Terkait politik, dimana beliau berikhtiar sebelumnya untuk memperbaikinya, bukan hanya soal bagaimana terjun ke politik sebagai upaya perbaikan, yang patut kita contoh dari Ayah. Tapi bagaimana menempatkan etika dan niat untuk memperbaiki dengan kesabaran dan cara yang bijak (dalam cara berpolitik maupun kehidupan sosial) adalah hal yang sepatutnya kita contoh.
Semoga Allah menempatkan Ayah Sop di tempat yang mulia di Sisi-Nya.

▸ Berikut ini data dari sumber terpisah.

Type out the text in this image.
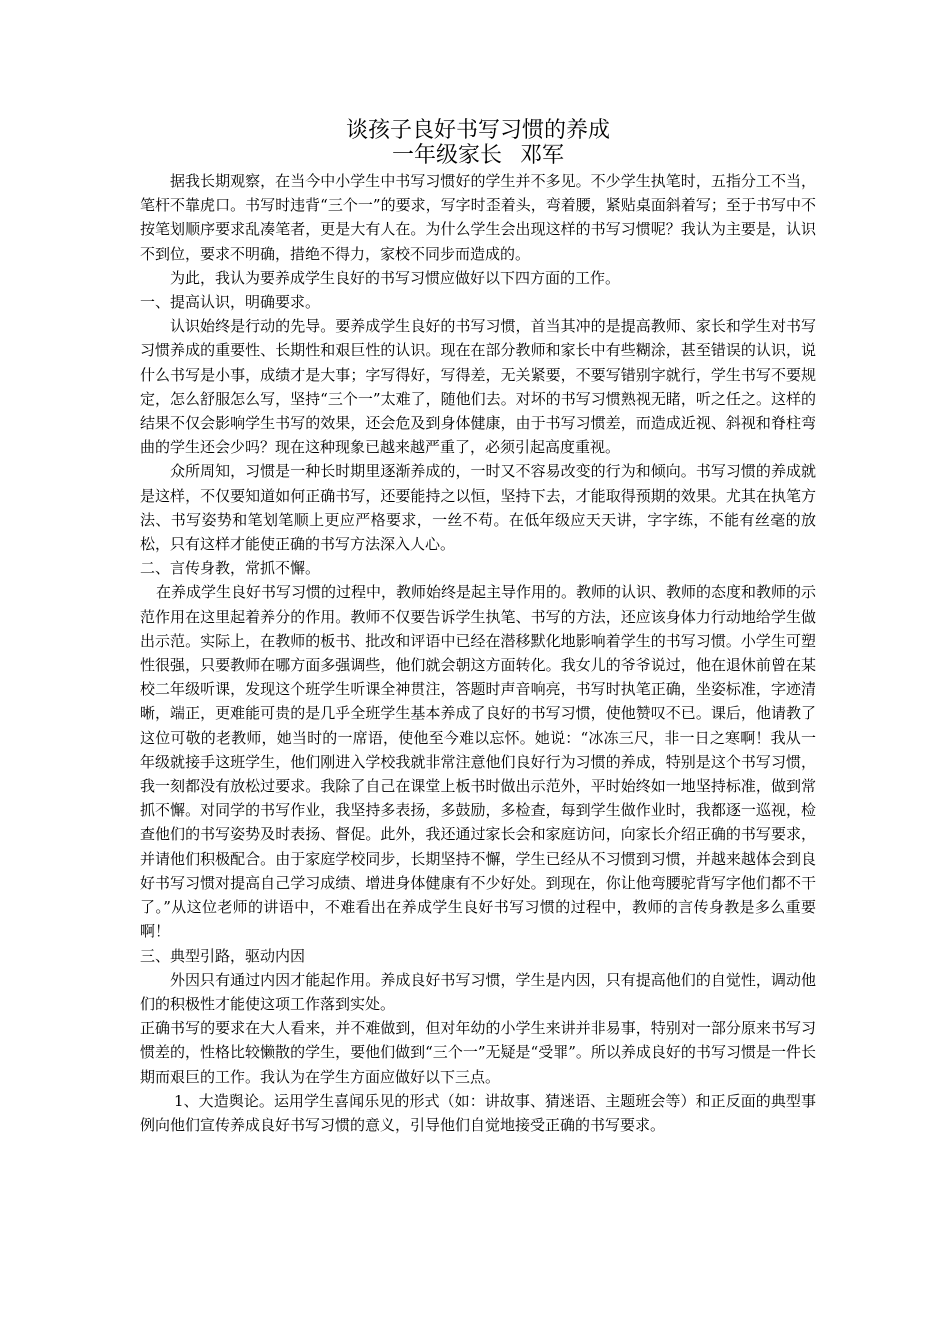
谈孩子良好书写习惯的养成

一年级家长 邓军

据我长期观察，在当今中小学生中书写习惯好的学生并不多见。不少学生执笔时，五指分工不当，笔杆不靠虎口。书写时违背“三个一”的要求，写字时歪着头，弯着腰，紧贴桌面斜着写；至于书写中不按笔划顺序要求乱凑笔者，更是大有人在。为什么学生会出现这样的书写习惯呢？我认为主要是，认识不到位，要求不明确，措绝不得力，家校不同步而造成的。

为此，我认为要养成学生良好的书写习惯应做好以下四方面的工作。

一、提高认识，明确要求。

认识始终是行动的先导。要养成学生良好的书写习惯，首当其冲的是提高教师、家长和学生对书写习惯养成的重要性、长期性和艰巨性的认识。现在在部分教师和家长中有些糊涂，甚至错误的认识，说什么书写是小事，成绩才是大事；字写得好，写得差，无关紧要，不要写错别字就行，学生书写不要规定，怎么舒服怎么写，坚持“三个一”太难了，随他们去。对坏的书写习惯熟视无睹，听之任之。这样的结果不仅会影响学生书写的效果，还会危及到身体健康，由于书写习惯差，而造成近视、斜视和脊柱弯曲的学生还会少吗？现在这种现象已越来越严重了，必须引起高度重视。

众所周知，习惯是一种长时期里逐渐养成的，一时又不容易改变的行为和倾向。书写习惯的养成就是这样，不仅要知道如何正确书写，还要能持之以恒，坚持下去，才能取得预期的效果。尤其在执笔方法、书写姿势和笔划笔顺上更应严格要求，一丝不苟。在低年级应天天讲，字字练，不能有丝毫的放松，只有这样才能使正确的书写方法深入人心。

二、言传身教，常抓不懈。

在养成学生良好书写习惯的过程中，教师始终是起主导作用的。教师的认识、教师的态度和教师的示范作用在这里起着养分的作用。教师不仅要告诉学生执笔、书写的方法，还应该身体力行动地给学生做出示范。实际上，在教师的板书、批改和评语中已经在潜移默化地影响着学生的书写习惯。小学生可塑性很强，只要教师在哪方面多强调些，他们就会朝这方面转化。我女儿的爷爷说过，他在退休前曾在某校二年级听课，发现这个班学生听课全神贯注，答题时声音响亮，书写时执笔正确，坐姿标准，字迹清晰，端正，更难能可贵的是几乎全班学生基本养成了良好的书写习惯，使他赞叹不已。课后，他请教了这位可敬的老教师，她当时的一席语，使他至今难以忘怀。她说：“冰冻三尺，非一日之寒啊！我从一年级就接手这班学生，他们刚进入学校我就非常注意他们良好行为习惯的养成，特别是这个书写习惯，我一刻都没有放松过要求。我除了自己在课堂上板书时做出示范外，平时始终如一地坚持标准，做到常抓不懈。对同学的书写作业，我坚持多表扬，多鼓励，多检查，每到学生做作业时，我都逐一巡视，检查他们的书写姿势及时表扬、督促。此外，我还通过家长会和家庭访问，向家长介绍正确的书写要求，并请他们积极配合。由于家庭学校同步，长期坚持不懈，学生已经从不习惯到习惯，并越来越体会到良好书写习惯对提高自己学习成绩、增进身体健康有不少好处。到现在，你让他弯腰驼背写字他们都不干了。”从这位老师的讲语中，不难看出在养成学生良好书写习惯的过程中，教师的言传身教是多么重要啊！

三、典型引路，驱动内因

外因只有通过内因才能起作用。养成良好书写习惯，学生是内因，只有提高他们的自觉性，调动他们的积极性才能使这项工作落到实处。

正确书写的要求在大人看来，并不难做到，但对年幼的小学生来讲并非易事，特别对一部分原来书写习惯差的，性格比较懒散的学生，要他们做到“三个一”无疑是“受罪”。所以养成良好的书写习惯是一件长期而艰巨的工作。我认为在学生方面应做好以下三点。

1、大造舆论。运用学生喜闻乐见的形式（如：讲故事、猜迷语、主题班会等）和正反面的典型事例向他们宣传养成良好书写习惯的意义，引导他们自觉地接受正确的书写要求。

Semoga ilmu, nasehat dan hikmah yang telah beliau ajarkan dan sampaikan kepada kita, bisa kita pegang erat dan amalkan sebaik mungkin.
Ilmu yang bermanfaat yang telah diajarkan kepada kita akan terus menjadi amal yang kekal, meski beliau telah kembali kepada Allah.
Setahun setelah kepergian beliau, ada perasaan kehilangan dan kekosongan yang menganga dalam masyarakat Aceh.
Semoga kader-kader muda Dayah bisa meneladani Almarhum dan menyambung estafet perjuangan beliau dalam memperbaiki masyarakat yang terkenang dalam semboyan: “memperbaiki orang kuat, memperkuat orang baik.”
Oleh: Jabal Ali Husin Sab, Wakil Sekretaris Pengurus Besar Rabithah Thaliban Aceh.